Taxes impact few businesses. In the House bill, a 5.4% surcharge on families with incomes of more than $1 million and individuals with incomes of more than $500,000 is proposed. According to analyses conducted by the joint Urban Institute-Brookings Institution Tax Policy Center, only 0.2% of all tax "units" and 0.9% of tax units with business income potentially would be affected if the surtax became effective, as proposed, in 2011. Those figures would rise to 0.5% of all tax units and 1.6% of all tax units with business income in 2019. The Senate proposal to increase the Medicare Part A hospital insurance tax potentially would apply to 1.5% of all tax units and 3.4% of all tax units with business income in 2013, the proposed first year of implementation, and to 2.4% of all tax units and 5.1% of all tax units with business income in 2019.
For all practical purposes, the proposed tax assessment/penalty that would be imposed on employers that do not offer health insurance to their employees would affect very few employers, the Urban Institute researchers concluded based on available data. According to Census Bureau data on U.S. businesses, 87% of the more than 6 million firms in the U.S. in 2006 had annual payrolls of less than $500,000, and that percentage would increase by 2013. These small firms would face no tax assessment (or penalty) for not providing health insurance to their workers.
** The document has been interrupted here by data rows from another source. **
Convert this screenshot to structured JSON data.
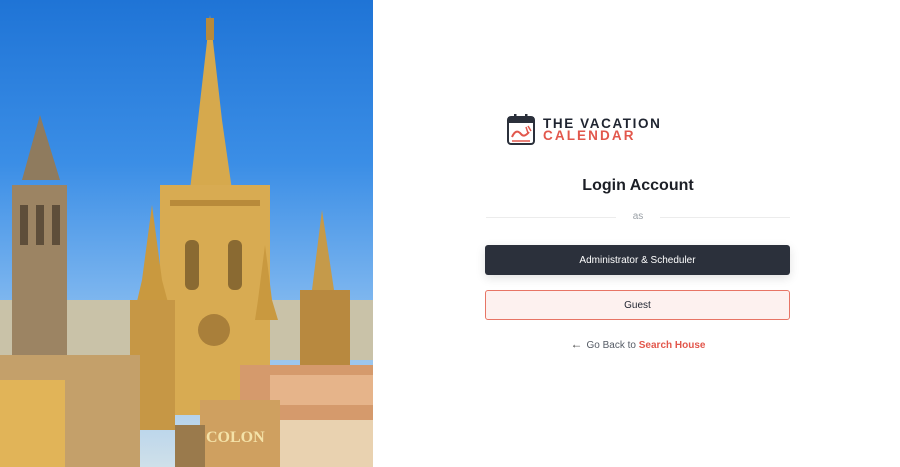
{
  "hero": {
    "sign_text": "COLON"
  },
  "brand": {
    "line1": "THE VACATION",
    "line2": "CALENDAR",
    "icon": "calendar-wave-logo-icon",
    "accent_color": "#e2574c"
  },
  "login": {
    "title": "Login Account",
    "divider_text": "as",
    "admin_button": "Administrator & Scheduler",
    "guest_button": "Guest"
  },
  "back": {
    "arrow": "←",
    "prefix": "Go Back to",
    "link": "Search House"
  }
}
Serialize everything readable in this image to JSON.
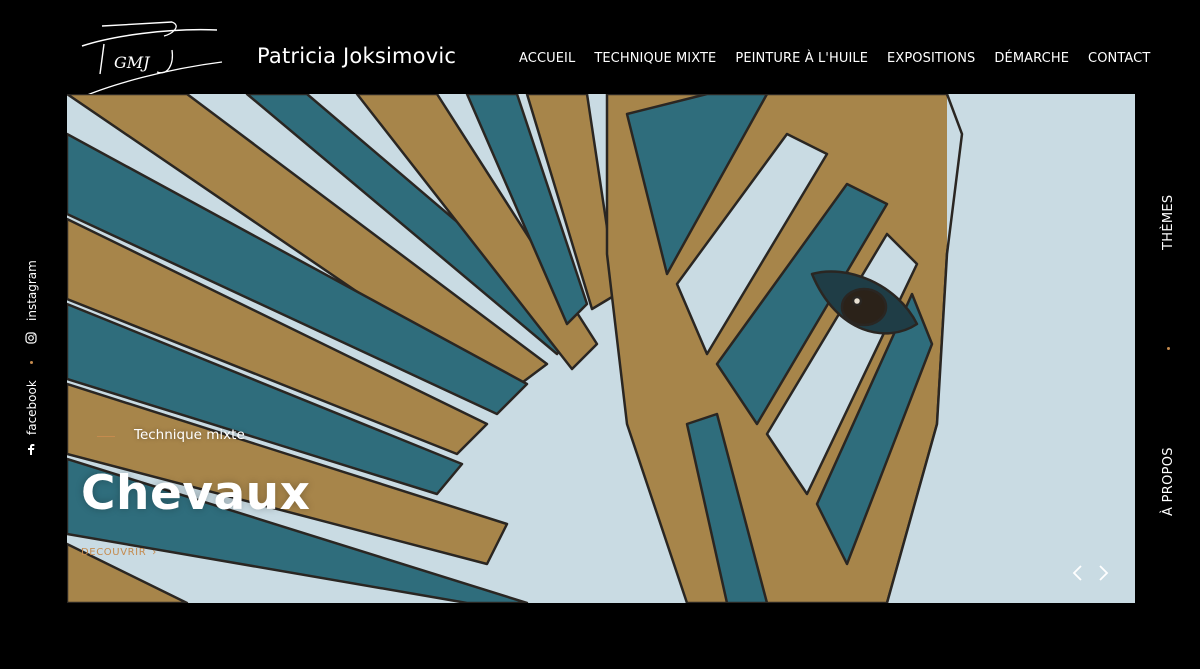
{
  "header": {
    "site_title": "Patricia Joksimovic",
    "logo_text": "PJGMJ"
  },
  "nav": {
    "items": [
      {
        "label": "ACCUEIL",
        "active": true
      },
      {
        "label": "TECHNIQUE MIXTE",
        "active": false
      },
      {
        "label": "PEINTURE À L'HUILE",
        "active": false
      },
      {
        "label": "EXPOSITIONS",
        "active": false
      },
      {
        "label": "DÉMARCHE",
        "active": false
      },
      {
        "label": "CONTACT",
        "active": false
      }
    ]
  },
  "hero": {
    "category": "Technique mixte",
    "title": "Chevaux",
    "cta_label": "DECOUVRIR",
    "cta_arrow": "›",
    "prev_icon": "chevron-left-icon",
    "next_icon": "chevron-right-icon",
    "image_subject": "zebra-painting"
  },
  "social": {
    "facebook_label": "facebook",
    "instagram_label": "instagram"
  },
  "side": {
    "themes_label": "THÈMES",
    "about_label": "À PROPOS"
  },
  "colors": {
    "accent": "#c58b4e",
    "background": "#000000",
    "text": "#ffffff",
    "sky": "#c9dbe3",
    "gold": "#a7854a",
    "teal": "#2f6d7c"
  }
}
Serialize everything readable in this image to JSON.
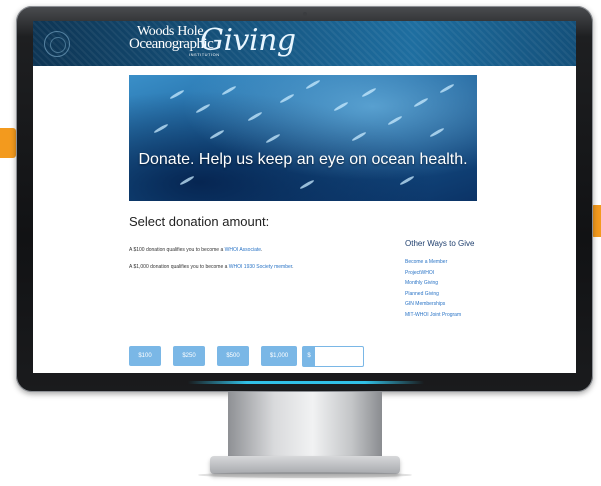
{
  "header": {
    "logo_line1": "Woods Hole",
    "logo_line2": "Oceanographic",
    "logo_line3": "INSTITUTION",
    "giving": "Giving"
  },
  "hero": {
    "caption": "Donate. Help us keep an eye on ocean health."
  },
  "donation": {
    "title": "Select donation amount:",
    "note1_prefix": "A $100 donation qualifies you to become a ",
    "note1_link": "WHOI Associate",
    "note1_suffix": ".",
    "note2_prefix": "A $1,000 donation qualifies you to become a ",
    "note2_link": "WHOI 1930 Society member",
    "note2_suffix": ".",
    "amounts": [
      "$100",
      "$250",
      "$500",
      "$1,000"
    ],
    "other_prefix": "$",
    "other_value": ""
  },
  "other_ways": {
    "title": "Other Ways to Give",
    "links": [
      "Become a Member",
      "ProjectWHOI",
      "Monthly Giving",
      "Planned Giving",
      "GIN Memberships",
      "MIT-WHOI Joint Program"
    ]
  },
  "colors": {
    "accent_orange": "#f39a1e",
    "header_blue": "#165580",
    "link_blue": "#2a74c6",
    "button_blue": "#7ab7e6",
    "glow_cyan": "#31c0e6"
  },
  "icons": [
    "camera-dot",
    "seal-emblem"
  ]
}
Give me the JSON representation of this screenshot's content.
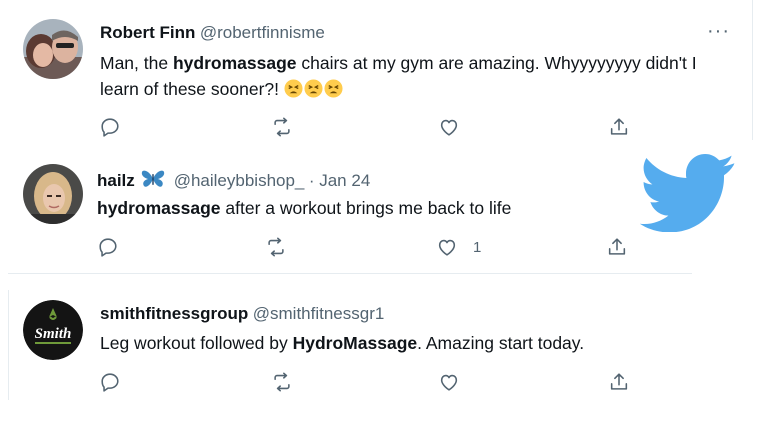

Another 4% of businesses in 2006 had annual payrolls that fell between $500,000 and $750,000, and would have been subject to a reduced tax assessment, had it been in place in 2006. The 9% of firms with payrolls exceeding $750,000 (the very largest firms) in 2006, which would have made them subject to the full tax assessment had it been in place represented 77% of total employment that year. Because the larger firms typically offer health insurance, they would not face a tax assessment for not offering health insurance.